Hubungan India dan China sempat memanas setelah terjadi pertikaian antar pasukan di wilayah perbatasan di Ladakh. Kedua negara dipisahkan oleh Garis Kontrol Aktual (LAC) di wilayah tersebut. India secara resmi mengkonfirmasi kematian 20 tentara saat bentrokan terjadi pada 15 Juni, sementara China membantah laporan adanya 40 korban.

Harian pemerintah China, Global Times baru-baru ini membagikan sebuah video di Twitter yang memperlihatkan tentara China berada di LAC tengah melakukan "pelatihan tidur".

Rekaman video TikTok itu menampilkan sekelompok tentara China dengan senjata mereka tengah tertidur dengan membawa senjata mereka. Ketika senjata mereka akan direbut, mereka langsung sigap.

"Bahkan tidur dengan kelelahan setelah latihan intensif, mereka tidak akan membiarkan siapa pun mengambil senjata mereka. Inilah arti senjata bagi tentara China," demikian bunyi keterangan video yang diunggah Global Times tersebut, seperti dikutip dari Sputnik News, Kamis (25/6).

Warganet India kemudian ramai mengomentari unggahan tersebut. Sejak bentrokan terjadi, muncul sentimen anti-China di India.

Mengomentari video tersebut, sejumlah warganet India menilai tentara China itu lebay atau berlebihan dan menyebutnya sebagai tentara TikTok.

"Lebay tak berkesudahan," tulis akun dengan nama Iamjitusrivas.

"Kelompok teater rakyat China sedang bertugas," balas akun bernama Sootradhar.

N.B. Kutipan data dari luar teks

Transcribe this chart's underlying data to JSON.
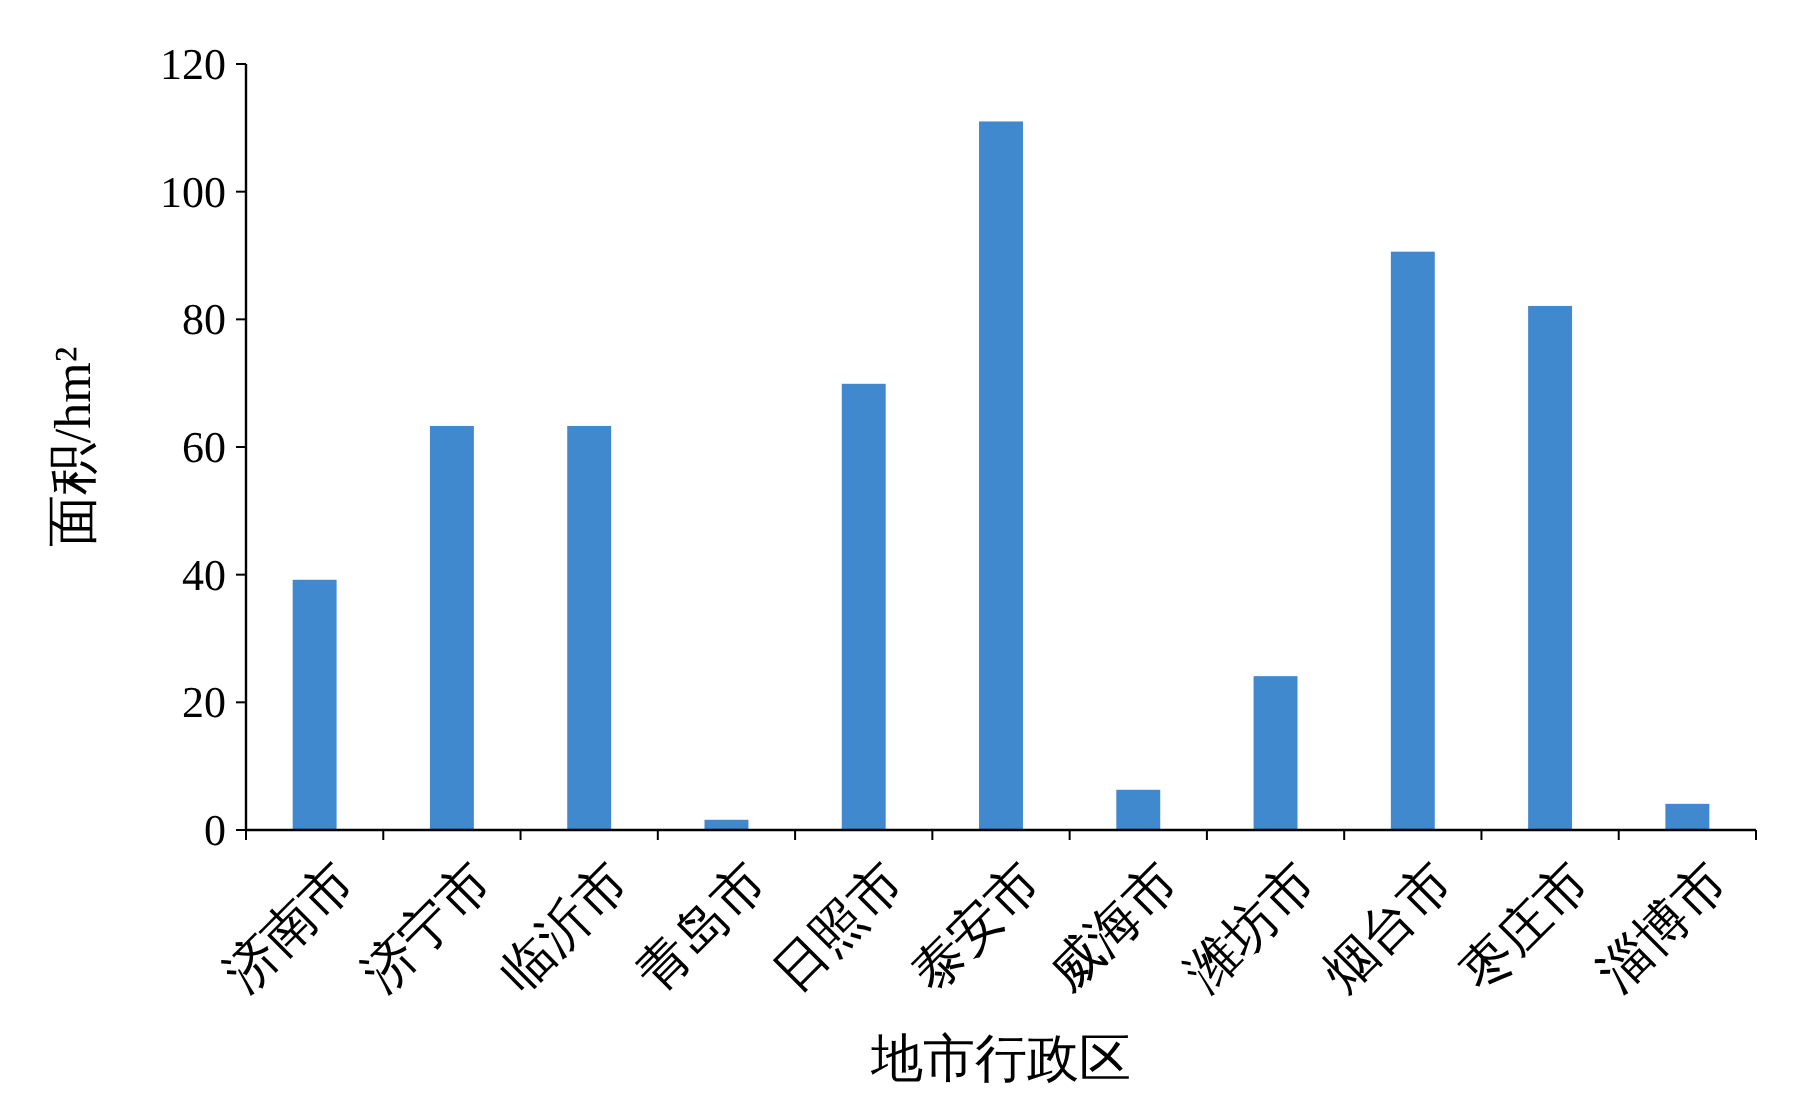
{
  "chart_data": {
    "type": "bar",
    "xlabel": "地市行政区",
    "ylabel": "面积/hm²",
    "categories": [
      "济南市",
      "济宁市",
      "临沂市",
      "青岛市",
      "日照市",
      "泰安市",
      "威海市",
      "潍坊市",
      "烟台市",
      "枣庄市",
      "淄博市"
    ],
    "values": [
      39.2,
      63.3,
      63.3,
      1.6,
      69.9,
      111,
      6.3,
      24.1,
      90.6,
      82.1,
      4.1
    ],
    "color": "#4189cf",
    "ylim": [
      0,
      120
    ],
    "yticks": [
      0,
      20,
      40,
      60,
      80,
      100,
      120
    ]
  }
}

Di India, sentimen publik terhadap China telah bergeser menyusul pecahnya pandemi dan ketegangan yang meningkat baru-baru ini di wilayah perbatasan di Lembah Galwan, Ladakh. Banyak orang India, termasuk tokoh masyarakat dan selebritis terkemuka, menyerukan tagar #BoycottMadeInChina - yang mencakup serangkaian produk, mulai dari telepon pintar hingga lampu.

Pada 15 Juni, pasukan India dan China terlibat dalam bentrokan keras di Ladakh, yang menyebabkan kematian 20 tentara India. Menyusul pertempuran mematikan, dua pihak telah melakukan beberapa rangkaian negosiasi untuk mengurangi ketegangan di wilayah yang disengketakan dan telah sepakat untuk melepaskan diri dari titik bentrokan.